¿Quién teme a las reformas?

MERCADOS

JOHN THYS / POOL

16 ago 2020 . Actualizado a las 05:00 h.

Desde la aprobación del Plan de Recuperación europeo volvemos a hablar de reformas. Mala cosa, piensan algunos: la nefasta combinación de los hombres de negro y los especuladores en los mercados de bonos nos van a volver a apretar duro. Y así, bajo esa presión insoportable, tendremos que hacer «las reformas» que volverán a recortar salarios, dañar la sanidad y la educación, aumentar la desigualdad. Pero, ¿será necesariamente así? Pues no, no necesariamente.

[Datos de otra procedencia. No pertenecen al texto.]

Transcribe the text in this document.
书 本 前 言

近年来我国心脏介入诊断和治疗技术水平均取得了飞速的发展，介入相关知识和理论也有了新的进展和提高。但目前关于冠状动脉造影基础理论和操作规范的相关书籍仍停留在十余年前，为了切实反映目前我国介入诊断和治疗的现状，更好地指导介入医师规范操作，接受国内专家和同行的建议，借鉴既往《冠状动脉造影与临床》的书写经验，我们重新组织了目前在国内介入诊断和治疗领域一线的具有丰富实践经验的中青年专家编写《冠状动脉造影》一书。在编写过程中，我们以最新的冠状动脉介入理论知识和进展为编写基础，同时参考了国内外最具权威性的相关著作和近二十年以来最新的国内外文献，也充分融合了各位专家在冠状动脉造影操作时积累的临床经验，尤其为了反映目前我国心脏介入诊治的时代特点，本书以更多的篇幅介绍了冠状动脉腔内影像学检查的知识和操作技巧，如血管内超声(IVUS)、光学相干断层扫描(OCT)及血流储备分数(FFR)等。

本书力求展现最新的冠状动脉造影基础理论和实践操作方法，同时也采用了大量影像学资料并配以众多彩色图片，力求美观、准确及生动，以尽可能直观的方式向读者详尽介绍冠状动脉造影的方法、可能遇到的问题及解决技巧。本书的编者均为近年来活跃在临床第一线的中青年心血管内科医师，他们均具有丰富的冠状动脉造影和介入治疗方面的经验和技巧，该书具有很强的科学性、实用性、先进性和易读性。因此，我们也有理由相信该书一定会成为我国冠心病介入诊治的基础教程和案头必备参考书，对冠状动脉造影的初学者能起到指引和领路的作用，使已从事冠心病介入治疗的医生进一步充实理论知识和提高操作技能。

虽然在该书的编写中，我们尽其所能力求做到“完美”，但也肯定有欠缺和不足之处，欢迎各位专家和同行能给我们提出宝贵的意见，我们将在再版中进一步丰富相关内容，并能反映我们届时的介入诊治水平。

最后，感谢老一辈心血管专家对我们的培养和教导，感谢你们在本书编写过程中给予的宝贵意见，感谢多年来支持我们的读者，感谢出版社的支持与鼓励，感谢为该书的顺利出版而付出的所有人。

Aparte de que esos miedos se manejan en muchos casos con una intencionalidad política obvia (socavar la confianza en el gobierno), aún estamos lejos del proceso de consolidación fiscal que en algún momento habrá que hacer: puesto que un país no puede vivir permanentemente sobre una bomba de deuda, de un 110 o un 120 % de su PIB anual, será necesario un ajuste de las cuentas públicas. Pero todo parece indicar que se hará de un modo ordenado y bien repartido en el tiempo, pues de los errores gravísimos de hacerlo con brusquedad hace una década parece que algo hemos aprendido.

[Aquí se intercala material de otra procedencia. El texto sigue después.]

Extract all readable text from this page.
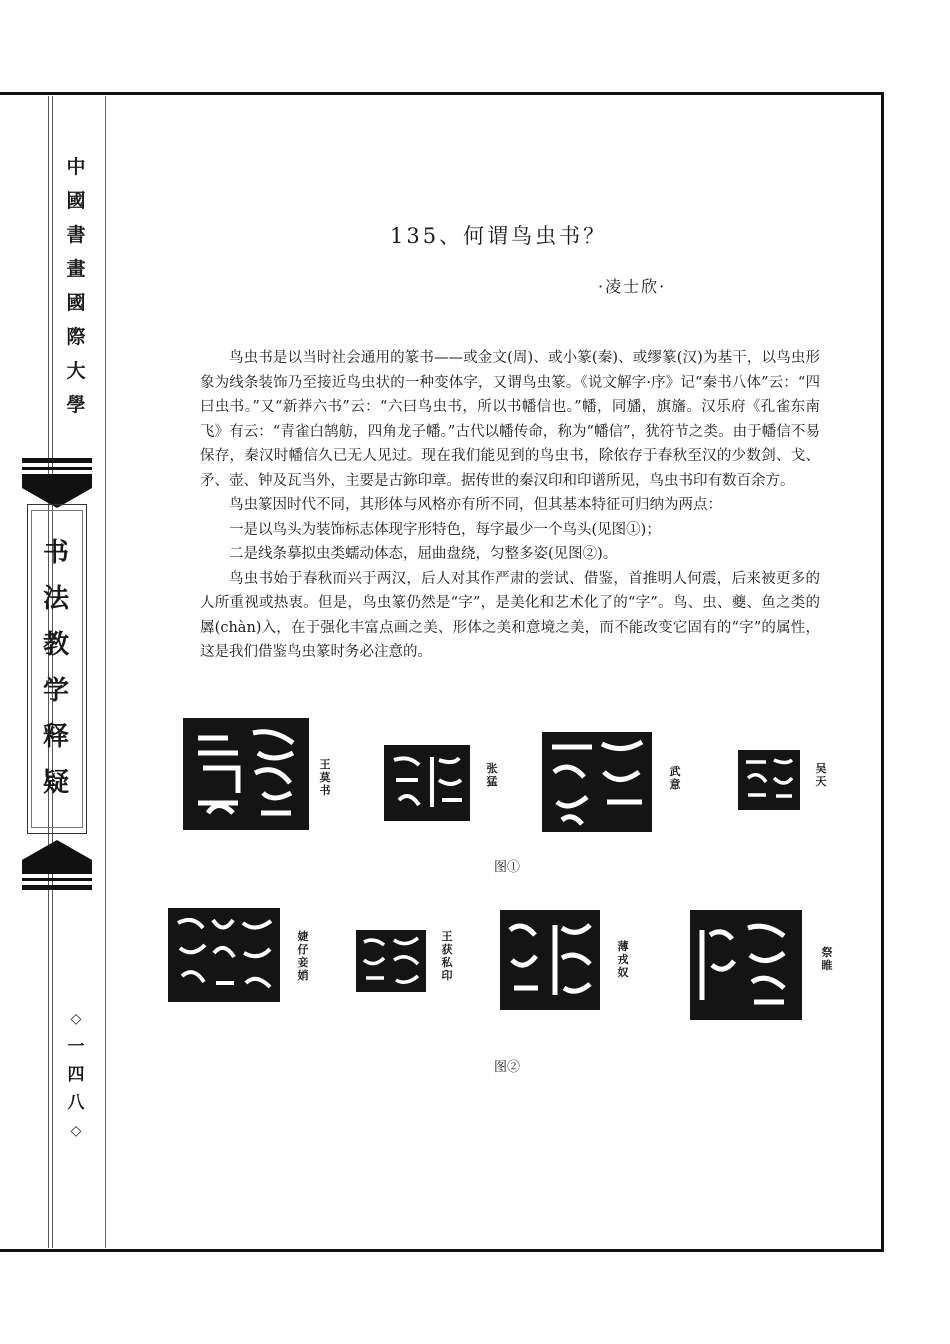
中
國
書
畫
國
際
大
學
书
法
教
学
释
疑
◇
一
四
八
◇
135、何谓鸟虫书？
·凌士欣·

鸟虫书是以当时社会通用的篆书——或金文(周)、或小篆(秦)、或缪篆(汉)为基干，以鸟虫形象为线条装饰乃至接近鸟虫状的一种变体字，又谓鸟虫篆。《说文解字·序》记“秦书八体”云：“四曰虫书。”又“新莽六书”云：“六曰鸟虫书，所以书幡信也。”幡，同旙，旗旛。汉乐府《孔雀东南飞》有云：“青雀白鹄舫，四角龙子幡。”古代以幡传命，称为“幡信”，犹符节之类。由于幡信不易保存，秦汉时幡信久已无人见过。现在我们能见到的鸟虫书，除依存于春秋至汉的少数剑、戈、矛、壶、钟及瓦当外，主要是古鉨印章。据传世的秦汉印和印谱所见，鸟虫书印有数百余方。

鸟虫篆因时代不同，其形体与风格亦有所不同，但其基本特征可归纳为两点：

一是以鸟头为装饰标志体现字形特色，每字最少一个鸟头(见图①)；

二是线条摹拟虫类蠕动体态，屈曲盘绕，匀整多姿(见图②)。

鸟虫书始于春秋而兴于两汉，后人对其作严肃的尝试、借鉴，首推明人何震，后来被更多的人所重视或热衷。但是，鸟虫篆仍然是“字”，是美化和艺术化了的“字”。鸟、虫、夔、鱼之类的羼(chàn)入，在于强化丰富点画之美、形体之美和意境之美，而不能改变它固有的“字”的属性，这是我们借鉴鸟虫篆时务必注意的。

王
莫
书
张
猛
武
意
吴
天
图①
婕
仔
妾
娋
王
获
私
印
薄
戎
奴
祭
睢
图②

Pero reformas importantes habrá que hacer, en España como en otros países. Lo que ocurre es que ese vocablo -reforma- hace décadas que está cargado con una connotación muy unilateral: liberalizar todos los mercados, reducir el gasto público, dar prioridad a los beneficios empresariales. Tales principios ideológicos dieron lugar hace treinta años al llamado Consenso de Washington, que aunque luego se fue reformulando en parte, se mantuvo en lo fundamental hasta la Gran Recesión. Desde entonces, sin embargo, la idea de introducir transformaciones estructurales en la economía se ha ido haciendo más compleja y compensada, en la medida en que se ha tomado conciencia de que los problemas más graves de nuestras economías y nuestras sociedades están en la creciente desigualdad, en un modelo de gestión empresarial demasiado centrado en el corto plazo y en la necesidad de afrontar al mismo tiempo tres transiciones de características históricas (sin que medie en este calificativo hipérbole alguna): la doble transición medioambiental y digital, y el relativo retroceso de la globalización. A partir de ahí, la idea de reforma cambia diametralmente de sentido.

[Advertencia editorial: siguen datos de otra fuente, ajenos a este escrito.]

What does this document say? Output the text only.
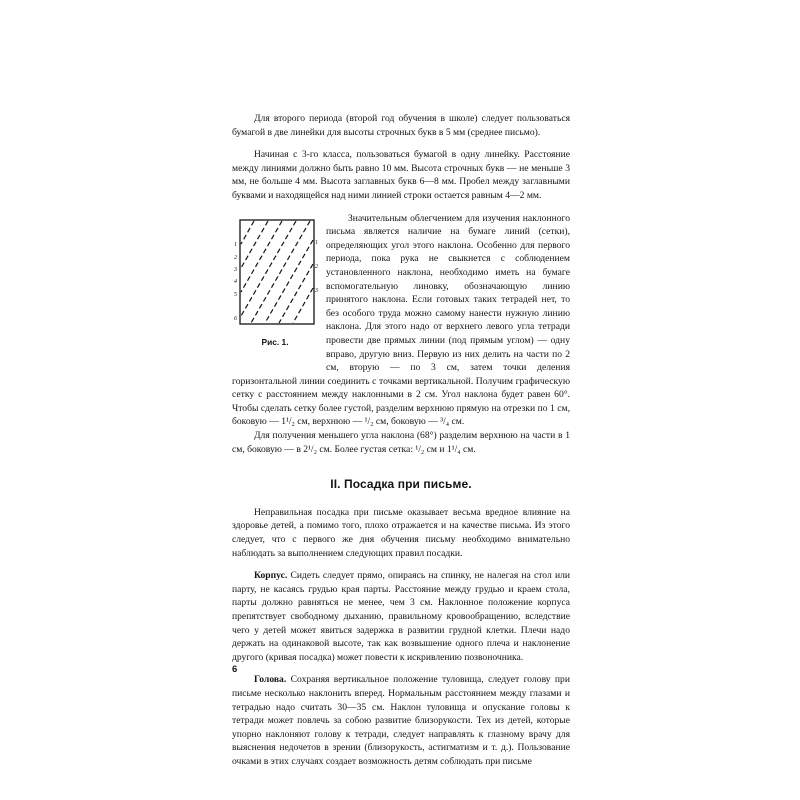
Для второго периода (второй год обучения в школе) следует пользоваться бумагой в две линейки для высоты строчных букв в 5 мм (среднее письмо).

Начиная с 3-го класса, пользоваться бумагой в одну линейку. Расстояние между линиями должно быть равно 10 мм. Высота строчных букв — не меньше 3 мм, не больше 4 мм. Высота заглавных букв 6—8 мм. Пробел между заглавными буквами и находящейся над ними линией строки остается равным 4—2 мм.

1
2
3
4
5
6
1
2
3
Рис. 1.

Значительным облегчением для изучения наклонного письма является наличие на бумаге линий (сетки), определяющих угол этого наклона. Особенно для первого периода, пока рука не свыкнется с соблюдением установленного наклона, необходимо иметь на бумаге вспомогательную линовку, обозначающую линию принятого наклона. Если готовых таких тетрадей нет, то без особого труда можно самому нанести нужную линию наклона. Для этого надо от верхнего левого угла тетради провести две прямых линии (под прямым углом) — одну вправо, другую вниз. Первую из них делить на части по 2 см, вторую — по 3 см, затем точки деления горизонтальной линии соединить с точками вертикальной. Получим графическую сетку с расстоянием между наклонными в 2 см. Угол наклона будет равен 60°. Чтобы сделать сетку более густой, разделим верхнюю прямую на отрезки по 1 см, боковую — 1¹/₂ см, верхнюю — ¹/₂ см, боковую — ³/₄ см.

Для получения меньшего угла наклона (68°) разделим верхнюю на части в 1 см, боковую — в 2¹/₂ см. Более густая сетка: ¹/₂ см и 1¹/₄ см.

II. Посадка при письме.

Неправильная посадка при письме оказывает весьма вредное влияние на здоровье детей, а помимо того, плохо отражается и на качестве письма. Из этого следует, что с первого же дня обучения письму необходимо внимательно наблюдать за выполнением следующих правил посадки.

Корпус. Сидеть следует прямо, опираясь на спинку, не налегая на стол или парту, не касаясь грудью края парты. Расстояние между грудью и краем стола, парты должно равняться не менее, чем 3 см. Наклонное положение корпуса препятствует свободному дыханию, правильному кровообращению, вследствие чего у детей может явиться задержка в развитии грудной клетки. Плечи надо держать на одинаковой высоте, так как возвышение одного плеча и наклонение другого (кривая посадка) может повести к искривлению позвоночника.

Голова. Сохраняя вертикальное положение туловища, следует голову при письме несколько наклонить вперед. Нормальным расстоянием между глазами и тетрадью надо считать 30—35 см. Наклон туловища и опускание головы к тетради может повлечь за собою развитие близорукости. Тех из детей, которые упорно наклоняют голову к тетради, следует направлять к глазному врачу для выяснения недочетов в зрении (близорукость, астигматизм и т. д.). Пользование очками в этих случаях создает возможность детям соблюдать при письме

6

Es evidente que para afrontar con posibilidades de éxito esas nuevas y complejas tendencias, la economía española necesita algunos cambios de calado, que no deben demorarse mucho. La inversión en educación y en los sistemas de ciencia e innovación pasan a ser prioridades absolutas, pues sin ellas, sencillamente, no hay futuro: reformas importantes, inaplazables están esperando en estos ámbitos. De igual modo, el ecosistema empresarial español, con sus partes muy dinámicas, pero también con un excesivo predominio de las microempresas, está obligado a adaptarse al entorno cambiante, para lo que las políticas industriales activas (y la disposición de los cuantiosos fondos europeos) serán fundamentales.

Y por último, no se puede olvidar el otro gran déficit tradicional en España: el de las instituciones. En todas las comparaciones internacionales a ese respecto (Global Competitive Report, Doing Business, Transparencia Internacional), nuestra posición es muy mediocre. Buenas ganancias de eficiencia (y de moral pública) pueden resultar de reformar la administración o el sistema de justicia. Nadie dijo que vaya a ser fácil, pero ¿quién teme a las reformas?